Mark-Compact Bump allocation + trace + compact Evacuate ` Semi-Space Bump allocation + trace + evacuate Sweep-to-Region Mark-Region Bump allocation + trace + sweep-to-region 31 Immix Efficient Mark-Region Collection

Good Good locality locality Simple, Simple, very very fast fast collection collection Space Space

efficient efficient Excellent Excellent performance performance Actual data, taken from geomean of DaCapo, jvm98, and jbb2000 on 2.4GHz Core 2 Duo 32 Open Source Code available in JikesRVM 2.9.3 onward. http://www.jikesrvm.org Complete data available at:

http://cs.anu.edu.au/~Steve.Blackburn/pubs 33 Research History PLDI 1998 Clinger & Hanson postulated the radioactive decay model for object lifetimes Genesis of Older-First [Stefanovic, McKinley, Moss OOPSLA99] 34 Garbage Collection Hypotheses Generational hypothesis: younger objects die quickly, so collect them first Older-first hypothesis: the collector can

collect less the longer it waits Age ordered heap Survival function s(v) for object lifetime distribution s(v) younger 0 older 1/2V V 35

Older-first Algorithm 36 Next Steps Beltway [BJMM PLDI02] 0 1 3 4 5

6 7 8 9 10 33 34 35 36 37

38 39 40 Increments Belts Combines generational and older-first Ulterior Reference Counting [BM OOPSLA03] Reference count on-per-object basis Responsiveness and throughput MMTk: [BCM SIGMETRICS04 ICSE04] Toolkit for building & understanding GC Motivated todays work 37

Garbage Collection is the Answer to All Your Problems Improves data and code locality [Huang et al. OOPSLA02 ISMM04, VEE04] Cooperative GC optimizations Colocation [Guyer OOPSLA05] Free-me [Guyer et al. PLDI06] Finds leaks [Bond ASPLOS06, Jump POPL07] Tolerates leaks [Bond OOSLA08] Helps with dynamic software updating! [Subramaniam, Hicks ??08]
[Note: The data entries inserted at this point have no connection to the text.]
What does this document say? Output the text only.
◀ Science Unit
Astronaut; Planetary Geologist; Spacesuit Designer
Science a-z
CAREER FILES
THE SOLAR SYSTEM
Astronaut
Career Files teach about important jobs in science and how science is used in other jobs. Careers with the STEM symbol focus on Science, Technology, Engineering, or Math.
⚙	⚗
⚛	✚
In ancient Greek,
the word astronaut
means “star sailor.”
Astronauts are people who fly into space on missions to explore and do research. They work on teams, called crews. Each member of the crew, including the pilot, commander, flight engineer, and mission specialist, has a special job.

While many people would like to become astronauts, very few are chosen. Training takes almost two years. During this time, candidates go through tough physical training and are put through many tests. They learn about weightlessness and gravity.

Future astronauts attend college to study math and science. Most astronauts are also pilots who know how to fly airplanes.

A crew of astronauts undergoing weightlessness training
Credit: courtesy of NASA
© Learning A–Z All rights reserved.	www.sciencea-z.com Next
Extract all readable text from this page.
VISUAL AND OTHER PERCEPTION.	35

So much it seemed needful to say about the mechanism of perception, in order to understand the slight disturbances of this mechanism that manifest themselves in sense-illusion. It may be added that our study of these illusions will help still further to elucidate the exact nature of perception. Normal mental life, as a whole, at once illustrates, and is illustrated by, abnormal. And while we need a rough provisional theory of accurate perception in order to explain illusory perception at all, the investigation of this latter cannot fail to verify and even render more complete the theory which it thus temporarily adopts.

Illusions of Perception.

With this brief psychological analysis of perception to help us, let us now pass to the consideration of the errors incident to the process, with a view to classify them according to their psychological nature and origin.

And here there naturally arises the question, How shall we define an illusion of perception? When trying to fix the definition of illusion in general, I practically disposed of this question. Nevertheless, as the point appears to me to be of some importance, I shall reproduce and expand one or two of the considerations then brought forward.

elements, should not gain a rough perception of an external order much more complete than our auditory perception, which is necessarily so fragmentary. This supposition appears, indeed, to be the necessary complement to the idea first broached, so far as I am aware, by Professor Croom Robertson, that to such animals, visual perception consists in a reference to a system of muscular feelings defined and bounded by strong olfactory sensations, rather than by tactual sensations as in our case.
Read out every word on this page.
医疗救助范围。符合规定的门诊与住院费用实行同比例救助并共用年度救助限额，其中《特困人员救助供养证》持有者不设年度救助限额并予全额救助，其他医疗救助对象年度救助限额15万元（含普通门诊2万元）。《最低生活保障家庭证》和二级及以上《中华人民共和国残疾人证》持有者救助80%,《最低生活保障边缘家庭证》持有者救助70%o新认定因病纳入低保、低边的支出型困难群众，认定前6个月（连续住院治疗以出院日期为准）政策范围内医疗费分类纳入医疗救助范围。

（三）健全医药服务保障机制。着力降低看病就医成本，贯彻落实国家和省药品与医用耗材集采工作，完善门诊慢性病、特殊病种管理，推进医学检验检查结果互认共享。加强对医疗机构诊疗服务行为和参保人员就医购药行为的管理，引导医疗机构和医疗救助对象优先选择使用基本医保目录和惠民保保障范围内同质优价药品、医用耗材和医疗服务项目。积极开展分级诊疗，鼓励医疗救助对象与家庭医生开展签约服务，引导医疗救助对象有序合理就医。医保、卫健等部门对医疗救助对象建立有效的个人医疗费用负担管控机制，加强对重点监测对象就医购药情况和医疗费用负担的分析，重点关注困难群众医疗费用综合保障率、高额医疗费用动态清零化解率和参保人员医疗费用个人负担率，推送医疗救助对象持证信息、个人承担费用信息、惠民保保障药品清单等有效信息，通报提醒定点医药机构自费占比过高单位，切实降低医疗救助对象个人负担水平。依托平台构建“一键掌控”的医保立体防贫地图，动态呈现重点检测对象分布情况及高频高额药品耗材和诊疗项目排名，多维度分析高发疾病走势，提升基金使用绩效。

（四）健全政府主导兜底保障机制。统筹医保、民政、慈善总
DaCapo Benchmarks [Blackburn et al. OOPSLA06 CACM08] 38 380C Where are we & where we are going Why you need to care about workloads Managed languages Dynamic compilation Inlining Garbage collection Opportunity to improve data locality on-the-fly Read: X. Huang, S. M. Blackburn, K. S. McKinley, J. E. B. Moss, Z. Wang, and P. Cheng, The Garbage Collection Advantage: Improving Program Locality, ACM Conference on Object Oriented Programming, Systems, Languages, and Applications (OOPSLA), pp. 69-80, Vancouver, Canada, October 2004.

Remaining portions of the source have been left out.